I'd like that, — his voice made her feel weak in the knees, she was falling so fast for this mysterious stranger and it was pathetic really, except it never occurred to Ibis that it was probably all a ploy; she genuinely believed that this boy was kind, sweet, and all manner of good, not just manipulating her for his own edification. He had praised her so much - and they got along so easily! It had to mean something.. Right? Right?

He used another line on her and she didn't know how to take it. Being unforgettable sounded like a positive - but then he was moving in close and Ibis wasn't sure what to do or to say and his nose touched her cheek, it felt so cold against the warmth of her heated, blushing face. Instinctively she moved to mirror him and pressed her nose agains this cheek too.

She could smell a musky pine scent in his coat. A warmth. They were so close to one another and Ibis didn't know if she should say something or... Do something, her mind had gone completely quiet but her heart was racing. What was this? Something like.. that? Ibis murmured softly while her skin hummed.

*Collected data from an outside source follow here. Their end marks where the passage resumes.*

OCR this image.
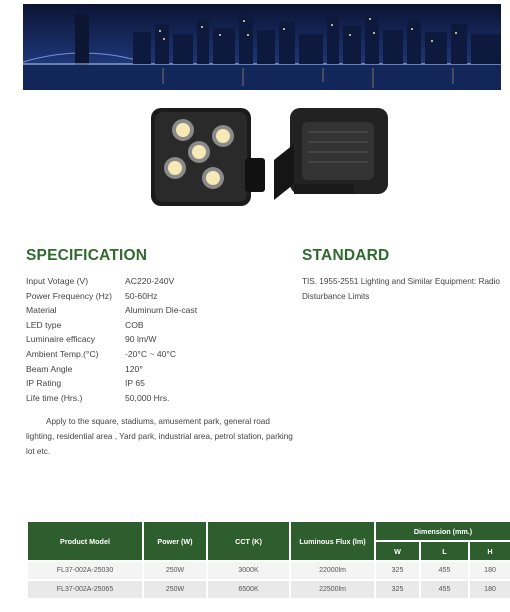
SPECIFICATION
Input Votage (V)	AC220-240V
Power Frequency (Hz) 50-60Hz
Material	Aluminum Die-cast
LED type	COB
Luminaire efficacy	90 lm/W
Ambient Temp.(°C)	-20°C ~ 40°C
Beam Angle	120°
IP Rating	IP 65
Life time (Hrs.)	50,000 Hrs.

Apply to the square, stadiums, amusement park, general road lighting, residential area , Yard park, industrial area, petrol station, parking lot etc.

STANDARD

TIS. 1955-2551 Lighting and Similar Equipment: Radio Disturbance Limits

Product Model	Power (W)	CCT (K)	Luminous Flux (lm)	Dimension (mm.)		
				W	L	H
FL37-002A-25030	250W	3000K	22000lm	325	455	180
FL37-002A-25065	250W	6500K	22500lm	325	455	180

it seemed she was open to this -- whatever this would end up being. she didn't shy away or push him off or like, bite him lol, so tristan was pretty sure he was in a good place. she tried to reciprocate -- or something, tristan didn't blame her -- and he gave a soft chuckle. kind of, he purled, but he'd push his luck further if she'd let him. he could feel the heat through her fur, and he was almost certain she was quivering before him ... but maybe his ego imagined that. can i show you? he asked her, moving to trace his nose along her jaw towards the bulb of her ear.